4. Not having minutes of the disciplinary proceedings

There are instances where an employer insists that an employee was heard while the employee denies this. Minutes of the disciplinary proceedings not only prove that the hearing did happen, but also outlines details of what occurred. Not having minutes to support the assertion puts the employer in “he said, she said” position, leaving the determination of that particular fact to the court. It is also important to have the minutes signed by the employee as proof that they read the minutes and agree with its content. It is also an indicator that they attended the disciplinary proceedings.

5. Refusing to pay employees their dues

An employee is entitled to receive payment for what they are entitled to under their employment contract. Section 17 (1) of the Employment Act requires an employer to pay an employee the entire amount of the wages earned by or payable to them for work done. An employee must therefore receive their final dues at the time of termination unless lawful deductions such as surcharge for damaging the employer’s property, are made.

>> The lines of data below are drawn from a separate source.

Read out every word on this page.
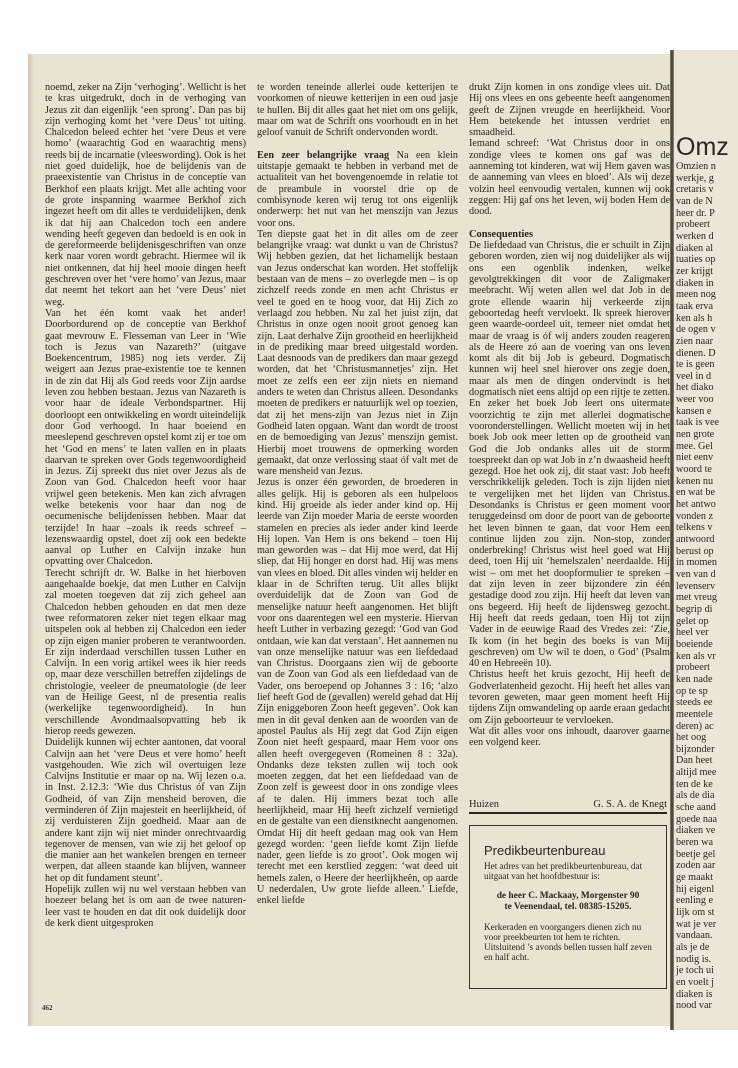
noemd, zeker na Zijn ‘verhoging’. Wellicht is het te kras uitgedrukt, doch in de verhoging van Jezus zit dan eigenlijk ‘een sprong’. Dan pas bij zijn verhoging komt het ‘vere Deus’ tot uiting. Chalcedon beleed echter het ‘vere Deus et vere homo’ (waarachtig God en waarachtig mens) reeds bij de incarnatie (vleeswording). Ook is het niet goed duidelijk, hoe de belijdenis van de praeexistentie van Christus in de conceptie van Berkhof een plaats krijgt. Met alle achting voor de grote inspanning waarmee Berkhof zich ingezet heeft om dit alles te verduidelijken, denk ik dat hij aan Chalcedon toch een andere wending heeft gegeven dan bedoeld is en ook in de gereformeerde belijdenisgeschriften van onze kerk naar voren wordt gebracht. Hiermee wil ik niet ontkennen, dat hij heel mooie dingen heeft geschreven over het ‘vere homo’ van Jezus, maar dat neemt het tekort aan het ‘vere Deus’ niet weg.

Van het één komt vaak het ander! Doorbordurend op de conceptie van Berkhof gaat mevrouw E. Flesseman van Leer in ‘Wie toch is Jezus van Nazareth?’ (uitgave Boekencentrum, 1985) nog iets verder. Zij weigert aan Jezus prae-existentie toe te kennen in de zin dat Hij als God reeds voor Zijn aardse leven zou hebben bestaan. Jezus van Nazareth is voor haar de ideale Verbondspartner. Hij doorloopt een ontwikkeling en wordt uiteindelijk door God verhoogd. In haar boeiend en meeslepend geschreven opstel komt zij er toe om het ‘God en mens’ te laten vallen en in plaats daarvan te spreken over Gods tegenwoordigheid in Jezus. Zij spreekt dus niet over Jezus als de Zoon van God. Chalcedon heeft voor haar vrijwel geen betekenis. Men kan zich afvragen welke betekenis voor haar dan nog de oecumenische belijdenissen hebben. Maar dat terzijde! In haar –zoals ik reeds schreef – lezenswaardig opstel, doet zij ook een bedekte aanval op Luther en Calvijn inzake hun opvatting over Chalcedon.

Terecht schrijft dr. W. Balke in het hierboven aangehaalde boekje, dat men Luther en Calvijn zal moeten toegeven dat zij zich geheel aan Chalcedon hebben gehouden en dat men deze twee reformatoren zeker niet tegen elkaar mag uitspelen ook al hebben zij Chalcedon een ieder op zijn eigen manier proberen te verantwoorden. Er zijn inderdaad verschillen tussen Luther en Calvijn. In een vorig artikel wees ik hier reeds op, maar deze verschillen betreffen zijdelings de christologie, veeleer de pneumatologie (de leer van de Heilige Geest, nl de presentia realis (werkelijke tegenwoordigheid). In hun verschillende Avondmaalsopvatting heb ik hierop reeds gewezen.

Duidelijk kunnen wij echter aantonen, dat vooral Calvijn aan het ‘vere Deus et vere homo’ heeft vastgehouden. Wie zich wil overtuigen leze Calvijns Institutie er maar op na. Wij lezen o.a. in Inst. 2.12.3: ‘Wie dus Christus óf van Zijn Godheid, óf van Zijn mensheid beroven, die verminderen óf Zijn majesteit en heerlijkheid, óf zij verduisteren Zijn goedheid. Maar aan de andere kant zijn wij niet minder onrechtvaardig tegenover de mensen, van wie zij het geloof op die manier aan het wankelen brengen en terneer werpen, dat alleen staande kan blijven, wanneer het op dit fundament steunt’.

Hopelijk zullen wij nu wel verstaan hebben van hoezeer belang het is om aan de twee naturen-leer vast te houden en dat dit ook duidelijk door de kerk dient uitgesproken

te worden teneinde allerlei oude ketterijen te voorkomen of nieuwe ketterijen in een oud jasje te hullen. Bij dit alles gaat het niet om ons gelijk, maar om wat de Schrift ons voorhoudt en in het geloof vanuit de Schrift ondervonden wordt.

Een zeer belangrijke vraag Na een klein uitstapje gemaakt te hebben in verband met de actualiteit van het bovengenoemde in relatie tot de preambule in voorstel drie op de combisynode keren wij terug tot ons eigenlijk onderwerp: het nut van het menszijn van Jezus voor ons.

Ten diepste gaat het in dit alles om de zeer belangrijke vraag: wat dunkt u van de Christus? Wij hebben gezien, dat het lichamelijk bestaan van Jezus onderschat kan worden. Het stoffelijk bestaan van de mens – zo overlegde men – is op zichzelf reeds zonde en men acht Christus er veel te goed en te hoog voor, dat Hij Zich zo verlaagd zou hebben. Nu zal het juist zijn, dat Christus in onze ogen nooit groot genoeg kan zijn. Laat derhalve Zijn grootheid en heerlijkheid in de prediking maar breed uitgestald worden. Laat desnoods van de predikers dan maar gezegd worden, dat het ‘Christusmannetjes’ zijn. Het moet ze zelfs een eer zijn niets en niemand anders te weten dan Christus alleen. Desondanks moeten de predikers er natuurlijk wel op toezien, dat zij het mens-zijn van Jezus niet in Zijn Godheid laten opgaan. Want dan wordt de troost en de bemoediging van Jezus’ menszijn gemist. Hierbij moet trouwens de opmerking worden gemaakt, dat onze verlossing staat óf valt met de ware mensheid van Jezus.

Jezus is onzer één geworden, de broederen in alles gelijk. Hij is geboren als een hulpeloos kind. Hij groeide als ieder ander kind op. Hij leerde van Zijn moeder Maria de eerste woorden stamelen en precies als ieder ander kind leerde Hij lopen. Van Hem is ons bekend – toen Hij man geworden was – dat Hij moe werd, dat Hij sliep, dat Hij honger en dorst had. Hij was mens van vlees en bloed. Dit alles vinden wij helder en klaar in de Schriften terug. Uit alles blijkt overduidelijk dat de Zoon van God de menselijke natuur heeft aangenomen. Het blijft voor ons daarentegen wel een mysterie. Hiervan heeft Luther in verbazing gezegd: ‘God van God ontdaan, wie kan dat verstaan’. Het aannemen nu van onze menselijke natuur was een liefdedaad van Christus. Doorgaans zien wij de geboorte van de Zoon van God als een liefdedaad van de Vader, ons beroepend op Johannes 3 : 16; ‘alzo lief heeft God de (gevallen) wereld gehad dat Hij Zijn eniggeboren Zoon heeft gegeven’. Ook kan men in dit geval denken aan de woorden van de apostel Paulus als Hij zegt dat God Zijn eigen Zoon niet heeft gespaard, maar Hem voor ons allen heeft overgegeven (Romeinen 8 : 32a). Ondanks deze teksten zullen wij toch ook moeten zeggen, dat het een liefdedaad van de Zoon zelf is geweest door in ons zondige vlees af te dalen. Hij immers bezat toch alle heerlijkheid, maar Hij heeft zichzelf vernietigd en de gestalte van een dienstknecht aangenomen. Omdat Hij dit heeft gedaan mag ook van Hem gezegd worden: ‘geen liefde komt Zijn liefde nader, geen liefde is zo groot’. Ook mogen wij terecht met een kerstlied zeggen: ‘wat deed uit hemels zalen, o Heere der heerlijkheên, op aarde U nederdalen, Uw grote liefde alleen.’ Liefde, enkel liefde

drukt Zijn komen in ons zondige vlees uit. Dat Hij ons vlees en ons gebeente heeft aangenomen geeft de Zijnen vreugde en heerlijkheid. Voor Hem betekende het intussen verdriet en smaadheid.

Iemand schreef: ‘Wat Christus door in ons zondige vlees te komen ons gaf was de aanneming tot kinderen, wat wij Hem gaven was de aanneming van vlees en bloed’. Als wij deze volzin heel eenvoudig vertalen, kunnen wij ook zeggen: Hij gaf ons het leven, wij boden Hem de dood.

Consequenties

De liefdedaad van Christus, die er schuilt in Zijn geboren worden, zien wij nog duidelijker als wij ons een ogenblik indenken, welke gevolgtrekkingen dit voor de Zaligmaker meebracht. Wij weten allen wel dat Job in de grote ellende waarin hij verkeerde zijn geboortedag heeft vervloekt. Ik spreek hierover geen waarde-oordeel uit, temeer niet omdat het maar de vraag is óf wij anders zouden reageren als de Heere zó aan de voering van ons leven komt als dit bij Job is gebeurd. Dogmatisch kunnen wij heel snel hierover ons zegje doen, maar als men de dingen ondervindt is het dogmatisch niet eens altijd op een rijtje te zetten. En zeker het boek Job leert ons uitermate voorzichtig te zijn met allerlei dogmatische vooronderstellingen. Wellicht moeten wij in het boek Job ook meer letten op de grootheid van God die Job ondanks alles uit de storm toespreekt dan op wat Job in z’n dwaasheid heeft gezegd. Hoe het ook zij, dit staat vast: Job heeft verschrikkelijk geleden. Toch is zijn lijden niet te vergelijken met het lijden van Christus. Desondanks is Christus er geen moment voor teruggedeinsd om door de poort van de geboorte het leven binnen te gaan, dat voor Hem een continue lijden zou zijn. Non-stop, zonder onderbreking! Christus wist heel goed wat Hij deed, toen Hij uit ‘hemelszalen’ neerdaalde. Hij wist – om met het doopformulier te spreken – dat zijn leven in zeer bijzondere zin één gestadige dood zou zijn. Hij heeft dat leven van ons begeerd. Hij heeft de lijdensweg gezocht. Hij heeft dat reeds gedaan, toen Hij tot zijn Vader in de eeuwige Raad des Vredes zei: ‘Zie, Ik kom (in het begin des boeks is van Mij geschreven) om Uw wil te doen, o God’ (Psalm 40 en Hebreeën 10).

Christus heeft het kruis gezocht, Hij heeft de Godverlatenheid gezocht. Hij heeft het alles van tevoren geweten, maar geen moment heeft Hij tijdens Zijn omwandeling op aarde eraan gedacht om Zijn geboorteuur te vervloeken.

Wat dit alles voor ons inhoudt, daarover gaarne een volgend keer.

Huizen	G. S. A. de Knegt
Predikbeurtenbureau

Het adres van het predikbeurtenbureau, dat uitgaat van het hoofdbestuur is:

de heer C. Mackaay, Morgenster 90
te Veenendaal, tel. 08385-15205.

Kerkeraden en voorgangers dienen zich nu voor preekbeurten tot hem te richten. Uitsluitend ’s avonds bellen tussen half zeven en half acht.

462
Omz
Omzien n
werkje, g
cretaris v
van de N
heer dr. P
probeert
werken d
diaken al
tuaties op
zer krijgt
diaken in
meen nog
taak erva
ken als h
de ogen v
zien naar
dienen. D
te is geen
veel in d
het diako
weer voo
kansen e
taak is vee
nen grote
mee. Gel
niet eenv
woord te
kenen nu
en wat be
het antwo
vonden z
telkens v
antwoord
berust op
in momen
ven van d
levenserv
met vreug
begrip di
gelet op
heel ver
boeiende
ken als vr
probeert
ken nade
op te sp
steeds ee
meentele
deren) ac
het oog
bijzonder
Dan heet
altijd mee
ten de ke
als de dia
sche aand
goede naa
diaken ve
beren wa
beetje gel
zoden aar
ge maakt
hij eigenl
eenling e
lijk om st
wat je ver
vandaan.
als je de
nodig is.
je toch ui
en voelt j
diaken is
nood var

6. Not conducting exit interviews

Exit interviews are important because they help the employer assess their practices and procedures, to identify the non-compliant areas and those that need improvement. They give an in-depth look into the processes, organizational culture, employee motivation and management solutions. Majority of the employees exiting an organization are usually honest and forthcoming about their feelings towards the organization and their time there. Consequently, the feedback given is constructive hence instrumental in changing practices that expose the employer to risk of claims for unfair termination or unfair labour practices.

Conclusion

Employers should strive to avoid these mistakes because it may cost them money in terms of court fees, legal fees and compensation where the termination is deemed unfair. It also wastes their time and affects the quality of their evidence, where the case takes long as they are likely to lose their witnesses.